Membership Inference for Contrastive Pre-training Models with Text-only PII Queries
Ruoxi Cheng 1,2, Yizhong Ding 1, Hongyi Zhang 3, Yiyan Huang 4
Published on arXiv
2603.14222
Membership Inference Attack
OWASP ML Top 10 — ML04
Key Finding
Achieves strong membership inference detection performance with sub-second auditing cost while using only text queries, avoiding direct exposure of sensitive biometric information
UMID
Novel technique introduced
Contrastive pretraining models such as CLIP and CLAP underpin many vision-language and audio-language systems, yet their reliance on web-scale data raises growing concerns about memorizing Personally Identifiable Information (PII). Auditing such models via membership inference is challenging in practice: shadow-model MIAs are computationally prohibitive for large multimodal backbones, and existing multimodal attacks typically require querying the target with paired biometric inputs, thereby directly exposing sensitive biometric information to the target model. We propose Unimodal Membership Inference Detector (UMID), a text-only auditing framework that performs text-guided cross-modal latent inversion and extracts two complementary signals, similarity (alignment to the queried text) and variability (consistency across randomized inversions).
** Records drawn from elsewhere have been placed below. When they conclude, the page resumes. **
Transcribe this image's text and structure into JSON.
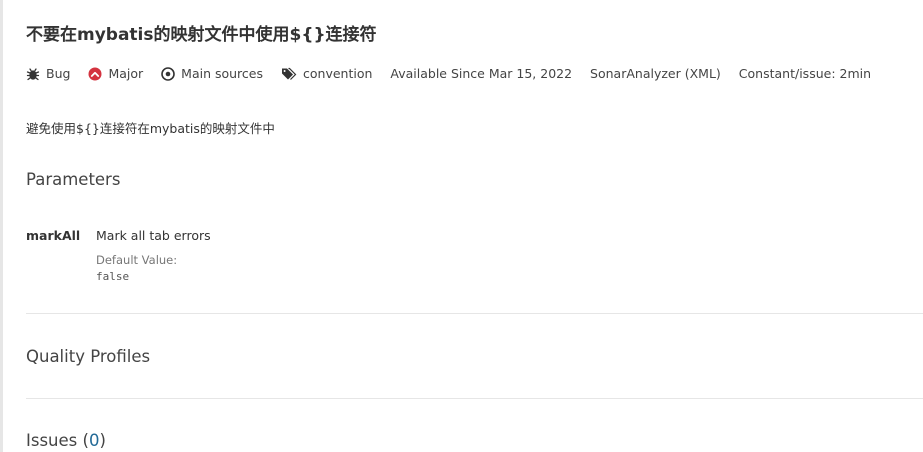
{
  "rule": {
    "title": "不要在mybatis的映射文件中使用${}连接符",
    "description": "避免使用${}连接符在mybatis的映射文件中"
  },
  "meta": {
    "type": "Bug",
    "severity": "Major",
    "scope": "Main sources",
    "tag": "convention",
    "available_since": "Available Since Mar 15, 2022",
    "analyzer": "SonarAnalyzer (XML)",
    "remediation": "Constant/issue: 2min"
  },
  "parameters": {
    "section_title": "Parameters",
    "items": [
      {
        "key": "markAll",
        "description": "Mark all tab errors",
        "default_label": "Default Value:",
        "default_value": "false"
      }
    ]
  },
  "quality_profiles": {
    "section_title": "Quality Profiles"
  },
  "issues": {
    "label": "Issues (",
    "count": "0",
    "suffix": ")"
  },
  "colors": {
    "major": "#d4333f",
    "link": "#236a97",
    "divider": "#e6e6e6"
  },
  "icons": {
    "type": "bug-icon",
    "severity": "major-severity-icon",
    "scope": "target-icon",
    "tag": "tags-icon"
  }
}
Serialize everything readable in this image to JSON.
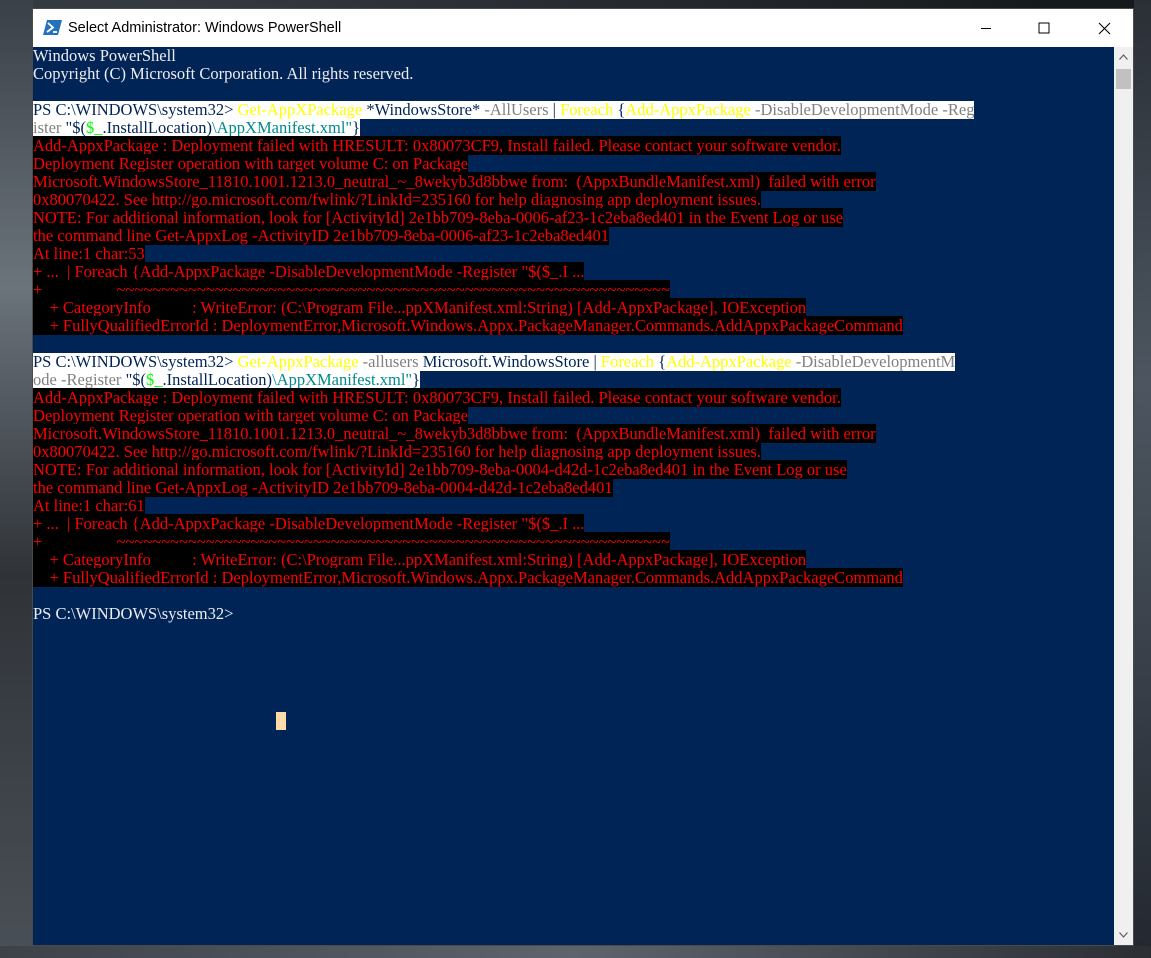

UMID compares these statistics to a lightweight non-member reference constructed from synthetic gibberish and makes decisions via an ensemble of unsupervised anomaly detectors. Comprehensive experiments across diverse CLIP and CLAP architectures demonstrate that UMID significantly improves the effectiveness and efficiency over prior MIAs, delivering strong detection performance with sub-second auditing cost while complying with realistic privacy constraints.
Key Contributions
- UMID framework performing text-only membership inference on multimodal contrastive models without exposing biometric data
- Text-guided cross-modal latent inversion extracting similarity and variability signals for membership detection
- Ensemble of unsupervised anomaly detectors using synthetic gibberish as non-member reference, achieving sub-second auditing cost
🛡️ Threat Analysis
Core contribution is a membership inference attack determining whether specific PII data points were in the training set of CLIP/CLAP models. The attack queries models with text descriptions of PII (e.g., person names) and uses cross-modal inversion with anomaly detection to infer membership, achieving this without requiring paired biometric inputs.